A good SaaS management strategy establishes a central digital workplace committee of multi-disciplinary business leaders who agree on what business applications are required to support their employees. This group provides a venue for department heads to flag their IT needs while allowing CIOs to decide whether the investment is necessary or if the requested functionality already exists in their tech stack and a targeted training will suffice.

The committee’s singular focus should be to deliver applications that are easy to use and help people with their day-to-day jobs. If an application requires unnecessary steps or processes, employees will push back. The only way to gain wholesale buy-in for new tools and apps is to make sure people need them. New business-critical applications must be better than the current options and easier to use.

IT must also do an excellent job of “marketing” new applications to earn broad employee application adoption. The digital workplace committee can communicate the benefits of the new applications related to the specific needs of their department. Pilot programs for the new application must also identify potential bugs or complications the app presents to a particular group or department. Done correctly, the digital workplace committee has a staunch group of supporters from the outset that can help troubleshoot issues and answer their peers’ questions.

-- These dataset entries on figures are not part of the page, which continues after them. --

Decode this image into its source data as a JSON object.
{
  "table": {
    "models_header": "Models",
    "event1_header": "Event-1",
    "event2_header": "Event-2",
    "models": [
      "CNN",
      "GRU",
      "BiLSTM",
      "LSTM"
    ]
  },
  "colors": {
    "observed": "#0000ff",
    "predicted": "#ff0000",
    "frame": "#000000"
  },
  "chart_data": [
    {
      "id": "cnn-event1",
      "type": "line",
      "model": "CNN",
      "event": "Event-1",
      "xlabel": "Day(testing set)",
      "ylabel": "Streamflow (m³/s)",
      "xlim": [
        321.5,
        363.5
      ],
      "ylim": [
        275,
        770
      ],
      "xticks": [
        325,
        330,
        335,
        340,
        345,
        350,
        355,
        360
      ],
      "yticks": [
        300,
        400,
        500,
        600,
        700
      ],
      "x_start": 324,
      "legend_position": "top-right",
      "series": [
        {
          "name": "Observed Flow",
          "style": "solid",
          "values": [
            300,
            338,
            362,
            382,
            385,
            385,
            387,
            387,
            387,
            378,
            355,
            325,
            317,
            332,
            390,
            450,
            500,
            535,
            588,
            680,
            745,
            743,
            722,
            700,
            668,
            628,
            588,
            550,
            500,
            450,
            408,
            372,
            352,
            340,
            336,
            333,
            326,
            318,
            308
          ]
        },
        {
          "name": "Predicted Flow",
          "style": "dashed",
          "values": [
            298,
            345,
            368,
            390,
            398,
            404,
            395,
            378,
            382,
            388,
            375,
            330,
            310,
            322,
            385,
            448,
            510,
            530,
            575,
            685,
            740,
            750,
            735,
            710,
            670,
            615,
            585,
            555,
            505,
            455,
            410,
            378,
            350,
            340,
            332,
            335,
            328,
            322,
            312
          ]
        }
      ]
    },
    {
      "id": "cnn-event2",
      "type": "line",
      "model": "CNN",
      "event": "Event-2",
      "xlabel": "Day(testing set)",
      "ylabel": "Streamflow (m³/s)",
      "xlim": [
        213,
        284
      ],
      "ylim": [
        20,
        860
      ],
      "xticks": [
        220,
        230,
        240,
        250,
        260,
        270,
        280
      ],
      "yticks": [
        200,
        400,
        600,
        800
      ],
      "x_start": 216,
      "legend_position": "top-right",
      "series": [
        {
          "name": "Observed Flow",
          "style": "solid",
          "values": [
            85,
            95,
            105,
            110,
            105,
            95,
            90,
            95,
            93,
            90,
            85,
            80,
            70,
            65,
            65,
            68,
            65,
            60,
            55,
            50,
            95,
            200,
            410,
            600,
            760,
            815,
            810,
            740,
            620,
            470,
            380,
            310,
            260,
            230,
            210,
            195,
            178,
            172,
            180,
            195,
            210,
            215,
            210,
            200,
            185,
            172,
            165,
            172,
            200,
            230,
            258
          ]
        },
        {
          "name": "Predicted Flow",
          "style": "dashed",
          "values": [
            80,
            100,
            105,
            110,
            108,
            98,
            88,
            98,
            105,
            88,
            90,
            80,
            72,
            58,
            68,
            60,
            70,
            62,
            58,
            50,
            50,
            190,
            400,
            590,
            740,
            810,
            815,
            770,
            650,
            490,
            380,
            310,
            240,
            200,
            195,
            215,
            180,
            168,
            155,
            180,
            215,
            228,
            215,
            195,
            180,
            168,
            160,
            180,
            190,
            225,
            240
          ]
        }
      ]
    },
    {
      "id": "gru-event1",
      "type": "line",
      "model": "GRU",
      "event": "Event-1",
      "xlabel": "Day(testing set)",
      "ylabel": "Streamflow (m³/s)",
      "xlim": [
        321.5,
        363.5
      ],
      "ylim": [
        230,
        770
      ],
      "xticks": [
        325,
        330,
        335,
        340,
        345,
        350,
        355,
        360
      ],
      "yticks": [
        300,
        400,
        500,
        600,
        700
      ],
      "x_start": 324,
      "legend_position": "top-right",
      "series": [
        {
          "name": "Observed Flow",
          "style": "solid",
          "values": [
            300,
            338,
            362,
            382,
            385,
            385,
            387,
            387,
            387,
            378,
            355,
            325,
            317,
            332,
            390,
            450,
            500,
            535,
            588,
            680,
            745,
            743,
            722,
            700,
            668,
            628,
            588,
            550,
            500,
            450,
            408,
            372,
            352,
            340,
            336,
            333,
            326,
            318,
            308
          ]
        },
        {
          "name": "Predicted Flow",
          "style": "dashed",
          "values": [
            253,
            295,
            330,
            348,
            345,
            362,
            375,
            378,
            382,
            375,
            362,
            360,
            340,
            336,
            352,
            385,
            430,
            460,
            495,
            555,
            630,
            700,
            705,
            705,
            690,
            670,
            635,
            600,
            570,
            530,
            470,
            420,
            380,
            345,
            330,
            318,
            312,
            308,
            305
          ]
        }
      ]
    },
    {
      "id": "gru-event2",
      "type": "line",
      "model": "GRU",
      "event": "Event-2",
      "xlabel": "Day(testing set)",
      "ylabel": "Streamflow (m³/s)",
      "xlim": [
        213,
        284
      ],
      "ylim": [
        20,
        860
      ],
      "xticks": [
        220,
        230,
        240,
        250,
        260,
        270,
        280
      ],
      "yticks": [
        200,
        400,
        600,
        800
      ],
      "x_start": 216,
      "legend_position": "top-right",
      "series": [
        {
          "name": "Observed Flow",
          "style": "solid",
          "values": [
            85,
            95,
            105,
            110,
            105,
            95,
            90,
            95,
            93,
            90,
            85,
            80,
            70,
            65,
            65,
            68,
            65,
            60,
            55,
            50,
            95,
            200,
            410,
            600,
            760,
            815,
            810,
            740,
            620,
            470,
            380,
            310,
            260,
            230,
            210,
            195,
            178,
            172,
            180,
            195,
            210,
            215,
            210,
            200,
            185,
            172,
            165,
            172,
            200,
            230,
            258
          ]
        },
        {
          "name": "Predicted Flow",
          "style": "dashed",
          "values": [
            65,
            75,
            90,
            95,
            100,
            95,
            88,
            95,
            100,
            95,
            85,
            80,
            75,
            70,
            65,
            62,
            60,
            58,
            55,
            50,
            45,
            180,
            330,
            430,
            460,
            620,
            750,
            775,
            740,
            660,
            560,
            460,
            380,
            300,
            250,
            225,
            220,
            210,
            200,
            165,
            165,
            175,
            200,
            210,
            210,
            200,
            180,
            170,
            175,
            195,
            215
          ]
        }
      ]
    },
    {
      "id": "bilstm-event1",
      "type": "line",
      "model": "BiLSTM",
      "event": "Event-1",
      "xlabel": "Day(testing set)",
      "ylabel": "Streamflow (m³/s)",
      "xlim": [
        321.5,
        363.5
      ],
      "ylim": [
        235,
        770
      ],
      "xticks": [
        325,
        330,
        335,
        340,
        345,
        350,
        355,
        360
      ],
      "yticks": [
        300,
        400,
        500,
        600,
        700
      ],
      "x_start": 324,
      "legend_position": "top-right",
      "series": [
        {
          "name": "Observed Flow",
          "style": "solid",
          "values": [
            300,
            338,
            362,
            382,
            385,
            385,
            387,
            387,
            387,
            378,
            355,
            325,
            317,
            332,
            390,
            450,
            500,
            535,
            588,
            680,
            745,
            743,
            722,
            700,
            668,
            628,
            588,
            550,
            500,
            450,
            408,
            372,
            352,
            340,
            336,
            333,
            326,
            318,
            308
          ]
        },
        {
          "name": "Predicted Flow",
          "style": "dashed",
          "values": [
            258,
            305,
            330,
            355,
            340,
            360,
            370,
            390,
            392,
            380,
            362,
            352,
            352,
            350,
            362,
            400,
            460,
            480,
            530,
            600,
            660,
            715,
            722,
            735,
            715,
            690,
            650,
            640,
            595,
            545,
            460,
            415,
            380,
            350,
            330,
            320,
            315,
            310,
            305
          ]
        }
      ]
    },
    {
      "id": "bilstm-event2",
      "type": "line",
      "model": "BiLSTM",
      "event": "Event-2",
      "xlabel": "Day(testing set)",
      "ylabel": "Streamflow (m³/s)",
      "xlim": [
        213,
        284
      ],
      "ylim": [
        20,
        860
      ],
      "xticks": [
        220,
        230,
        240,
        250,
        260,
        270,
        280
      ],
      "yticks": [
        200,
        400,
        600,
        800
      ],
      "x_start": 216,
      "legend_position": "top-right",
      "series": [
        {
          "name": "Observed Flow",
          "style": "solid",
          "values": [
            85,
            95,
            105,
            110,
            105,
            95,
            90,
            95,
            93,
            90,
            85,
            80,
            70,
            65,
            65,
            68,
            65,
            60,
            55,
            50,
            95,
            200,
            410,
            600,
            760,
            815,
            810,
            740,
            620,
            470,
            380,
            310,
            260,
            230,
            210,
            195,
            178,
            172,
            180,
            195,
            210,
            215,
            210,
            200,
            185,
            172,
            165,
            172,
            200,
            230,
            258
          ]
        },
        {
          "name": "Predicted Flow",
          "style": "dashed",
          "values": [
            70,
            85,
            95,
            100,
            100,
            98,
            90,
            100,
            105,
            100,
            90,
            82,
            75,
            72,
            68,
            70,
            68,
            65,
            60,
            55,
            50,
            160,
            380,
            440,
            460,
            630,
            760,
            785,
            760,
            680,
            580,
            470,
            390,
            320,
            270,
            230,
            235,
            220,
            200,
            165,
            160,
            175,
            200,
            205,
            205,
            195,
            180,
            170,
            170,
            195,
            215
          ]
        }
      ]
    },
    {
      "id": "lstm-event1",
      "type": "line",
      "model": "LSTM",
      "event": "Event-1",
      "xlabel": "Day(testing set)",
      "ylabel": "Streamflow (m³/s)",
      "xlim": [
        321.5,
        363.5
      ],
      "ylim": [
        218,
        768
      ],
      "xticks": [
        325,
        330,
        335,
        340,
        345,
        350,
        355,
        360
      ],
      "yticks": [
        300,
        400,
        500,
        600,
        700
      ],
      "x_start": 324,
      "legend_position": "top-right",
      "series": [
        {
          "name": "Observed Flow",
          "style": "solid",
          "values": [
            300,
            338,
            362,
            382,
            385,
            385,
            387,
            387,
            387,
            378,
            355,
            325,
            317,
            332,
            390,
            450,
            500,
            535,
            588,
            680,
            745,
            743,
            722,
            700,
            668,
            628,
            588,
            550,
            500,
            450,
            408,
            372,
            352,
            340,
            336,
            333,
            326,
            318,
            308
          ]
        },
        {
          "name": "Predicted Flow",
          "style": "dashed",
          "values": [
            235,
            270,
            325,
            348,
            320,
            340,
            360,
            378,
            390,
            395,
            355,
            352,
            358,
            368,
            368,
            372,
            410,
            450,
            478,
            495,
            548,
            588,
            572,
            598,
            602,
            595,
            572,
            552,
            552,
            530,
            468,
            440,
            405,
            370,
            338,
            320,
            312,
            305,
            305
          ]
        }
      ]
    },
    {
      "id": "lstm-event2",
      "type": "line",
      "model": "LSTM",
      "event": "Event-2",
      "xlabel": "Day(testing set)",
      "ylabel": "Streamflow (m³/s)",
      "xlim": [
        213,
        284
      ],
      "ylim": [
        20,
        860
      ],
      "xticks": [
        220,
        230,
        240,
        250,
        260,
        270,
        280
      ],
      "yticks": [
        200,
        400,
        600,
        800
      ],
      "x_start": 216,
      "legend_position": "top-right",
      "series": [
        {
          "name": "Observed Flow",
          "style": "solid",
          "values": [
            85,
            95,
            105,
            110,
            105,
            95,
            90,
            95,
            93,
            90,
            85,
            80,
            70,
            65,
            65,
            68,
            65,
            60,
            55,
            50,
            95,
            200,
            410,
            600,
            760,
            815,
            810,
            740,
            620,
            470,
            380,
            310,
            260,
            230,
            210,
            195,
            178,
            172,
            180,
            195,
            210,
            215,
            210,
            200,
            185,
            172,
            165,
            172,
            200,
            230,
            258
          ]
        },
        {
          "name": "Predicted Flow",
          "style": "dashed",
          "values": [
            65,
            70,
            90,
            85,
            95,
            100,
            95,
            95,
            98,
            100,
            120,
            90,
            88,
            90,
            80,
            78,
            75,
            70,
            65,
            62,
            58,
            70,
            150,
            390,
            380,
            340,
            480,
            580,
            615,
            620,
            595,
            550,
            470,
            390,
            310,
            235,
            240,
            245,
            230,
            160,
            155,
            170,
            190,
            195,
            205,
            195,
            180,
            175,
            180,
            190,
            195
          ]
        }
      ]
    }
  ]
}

Now that businesses’ digital transformation sprint is over, it’s important that they lay the groundwork towards long-term SaaS and cloud application management. Enterprises must gain visibility into their cloud infrastructure to properly manage their cloud environment. Without it, it’s simply too easy for departments or individuals to derail sound SaaS management strategies. Many businesses are diligently working through the tech debt accumulated during their rapid shift to the cloud but, if managed correctly, that will be a short-term hurdle on the path towards enhanced business agility, reduced admin, and significant ROI.